Thursday, December 29, 2005

Spread the Word: WHY WE FIGHT

WHY WE FIGHT
Eugene Jarecki, USA, 2005
Wednesday 23 March 2005 10pm-11.40pm; 2.10am-3.50am

What are the forces that shape and propel American militarism? This award-winning film provides an inside look at the anatomy of the American war machine

Why We Fight is the title of a series of propaganda films that Frank Capra began making in 1942, with the aim of encouraging the American war effort against Nazism. Director Eugene Jarecki (The Trials of Henry Kissinger) has used the films as a commentary on the contemporary obsession of the American elite with military power.

He also harks back to a speech by President Eisenhower, who, just before he left office, referred to the "military-industrial complex". Eisenhower was worried that too much intelligence, and too much business acumen in America, had become focussed on the production of unnecessary weapons systems.

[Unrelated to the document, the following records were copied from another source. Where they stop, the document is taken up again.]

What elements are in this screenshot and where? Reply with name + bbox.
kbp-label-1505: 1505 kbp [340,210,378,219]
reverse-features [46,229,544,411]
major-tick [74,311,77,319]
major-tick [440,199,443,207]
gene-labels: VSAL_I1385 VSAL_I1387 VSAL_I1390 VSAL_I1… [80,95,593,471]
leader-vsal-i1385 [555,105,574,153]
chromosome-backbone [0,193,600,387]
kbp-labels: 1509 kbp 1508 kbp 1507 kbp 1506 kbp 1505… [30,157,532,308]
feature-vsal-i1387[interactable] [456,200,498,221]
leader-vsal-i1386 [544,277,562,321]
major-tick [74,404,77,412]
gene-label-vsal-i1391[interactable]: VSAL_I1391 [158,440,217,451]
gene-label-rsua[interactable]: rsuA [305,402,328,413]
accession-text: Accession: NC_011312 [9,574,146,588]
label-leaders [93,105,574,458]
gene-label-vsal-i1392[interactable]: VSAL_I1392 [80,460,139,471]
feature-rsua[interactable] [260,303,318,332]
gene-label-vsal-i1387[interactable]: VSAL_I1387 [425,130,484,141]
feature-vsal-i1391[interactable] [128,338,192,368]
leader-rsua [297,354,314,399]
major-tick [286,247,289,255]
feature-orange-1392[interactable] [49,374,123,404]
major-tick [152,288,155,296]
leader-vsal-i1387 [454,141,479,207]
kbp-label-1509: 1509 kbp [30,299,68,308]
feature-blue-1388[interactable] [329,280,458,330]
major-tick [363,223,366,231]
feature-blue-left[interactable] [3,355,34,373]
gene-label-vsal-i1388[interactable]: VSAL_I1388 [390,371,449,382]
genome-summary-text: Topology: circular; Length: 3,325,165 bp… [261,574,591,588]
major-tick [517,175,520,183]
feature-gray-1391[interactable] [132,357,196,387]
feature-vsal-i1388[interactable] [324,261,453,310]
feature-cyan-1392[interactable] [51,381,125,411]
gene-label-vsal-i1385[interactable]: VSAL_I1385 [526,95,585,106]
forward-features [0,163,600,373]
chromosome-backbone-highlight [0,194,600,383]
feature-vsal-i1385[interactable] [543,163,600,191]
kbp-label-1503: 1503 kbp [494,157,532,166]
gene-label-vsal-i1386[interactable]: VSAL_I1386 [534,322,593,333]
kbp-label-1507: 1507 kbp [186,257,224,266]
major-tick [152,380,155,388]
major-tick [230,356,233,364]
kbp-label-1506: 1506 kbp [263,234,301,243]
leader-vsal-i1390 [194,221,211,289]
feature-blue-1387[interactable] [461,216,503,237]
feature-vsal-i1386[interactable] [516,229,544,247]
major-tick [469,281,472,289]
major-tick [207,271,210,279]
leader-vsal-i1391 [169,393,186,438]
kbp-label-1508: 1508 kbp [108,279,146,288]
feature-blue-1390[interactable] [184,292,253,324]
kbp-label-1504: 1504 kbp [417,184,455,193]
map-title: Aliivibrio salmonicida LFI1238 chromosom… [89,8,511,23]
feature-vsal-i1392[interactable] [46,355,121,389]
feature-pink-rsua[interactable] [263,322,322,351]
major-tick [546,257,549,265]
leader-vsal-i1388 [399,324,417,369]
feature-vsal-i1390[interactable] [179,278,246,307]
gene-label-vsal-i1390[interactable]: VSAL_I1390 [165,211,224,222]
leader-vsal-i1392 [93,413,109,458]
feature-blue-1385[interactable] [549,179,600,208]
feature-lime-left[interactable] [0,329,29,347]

Since Eisenhower's time, everything has become much worse, as Eugene Jarecki describes it. The war in Iraq was made possible by a new range of weapons systems: a bomb called the "bunker buster" was dropped by stealth bombers on the first night of the conflict.

Is American foreign policy dominated by the idea of military supremacy? Has the military become too important in American life? Jarecki's shrewd and intelligent polemic would seem to give an affirmative answer to each of these questions.